My textbook has a section where it says a possible way that $\tan(\theta)$ can be thought of is:
For acute angles $\theta$, $\tan(\theta)$ is the $y$-coordinate of the point on the terminal side of $\theta$ which lies on the vertical line $x=1$, which is tangent to the Unit Circle.
It also provides an illustration which I particularly like as it provides me with some intuition as to where the tangent function is in relation with sine and cosine on the Unit Circle:
Bearing this in mind I am then asked to find all the possible angles which satisfy the following equation: $\tan(\theta)=\sqrt3$.
I know from memory that $\tan(\theta)=\sqrt3$ for one of the common angles $60^\circ$ or $\frac{\pi}{3}$ radians. All other solutions in quadrant I must be coterminal with this angle so I state simply: $\theta=\frac{\pi}{3}+2\pi k$ where $k$ is an integer.
However the answer states another solution is to be found in the third quadrant that is given by $\theta=\frac{4\pi}{3}+2\pi k$ for integers $k$. And as $\tan(\theta)$ is periodic every $\pi$ radians a simplified formula for all solutions is given by: $\theta=\frac{\pi}{3}+\pi k$ for integers $k$.
My confusion arises from the above diagram. According to this diagram:
- It is not possible for $\theta$ to be a quadrant III angle, as the terminal side of $\theta$ will never intersect the vertical line $x=1$, as illustrated by this rudimentary picture below:
- Furthermore it is not possible for $\tan\theta=\sqrt 3$ in the third quadrant where $\theta=\frac{4\pi}{3}$ as the terminal side of the angle will not be able to intersect $y=\sqrt 3$.

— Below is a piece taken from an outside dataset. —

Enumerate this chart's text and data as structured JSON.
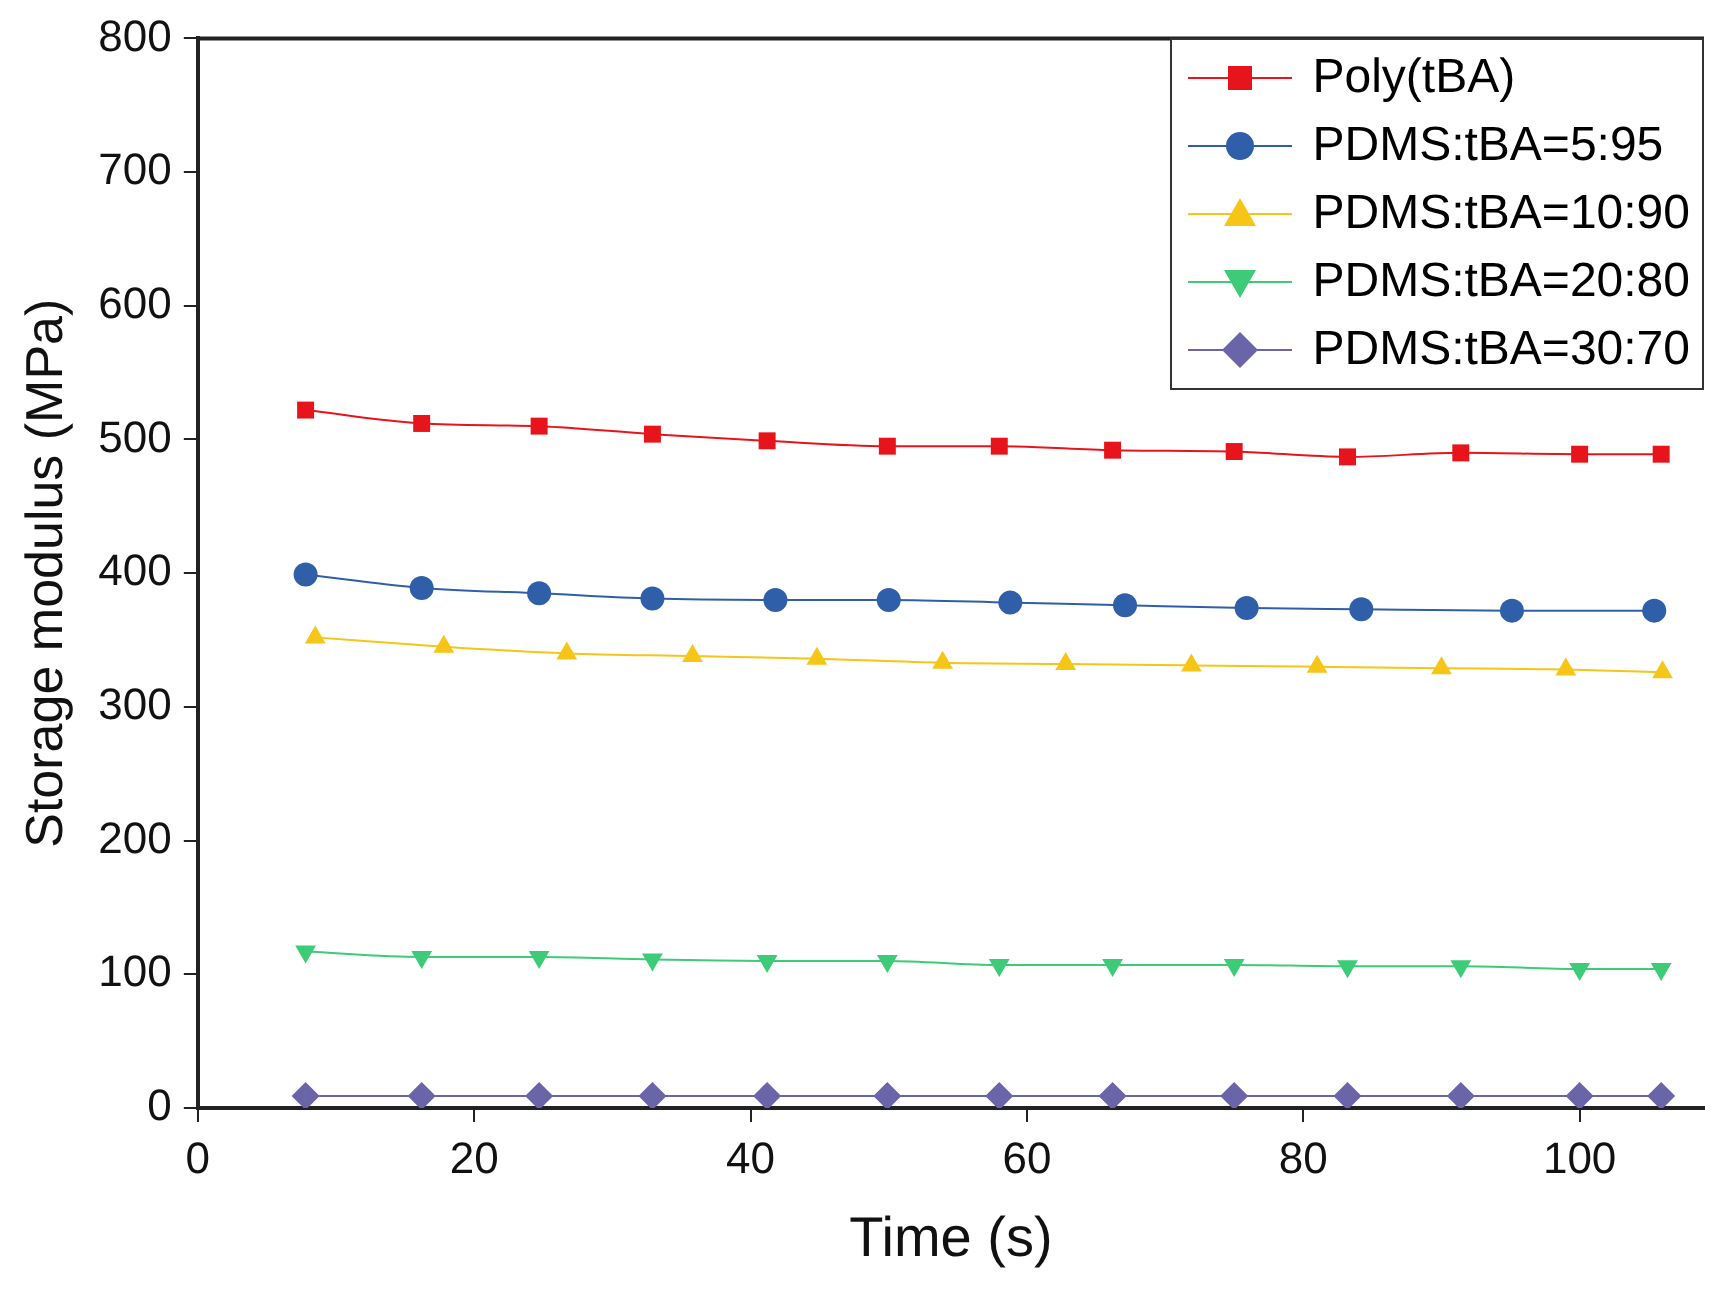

What have I misunderstood?
How is it possible to retain the intuition from this diagram and apply it to angles that are greater than $\frac{\pi}{2}$ radians?
Any answers should be written with the knowledge that I am a precalculus student.
Thanks.
Best Answer
You can use the same intuition when $\theta$ lies in other quadrants, drawing the same line.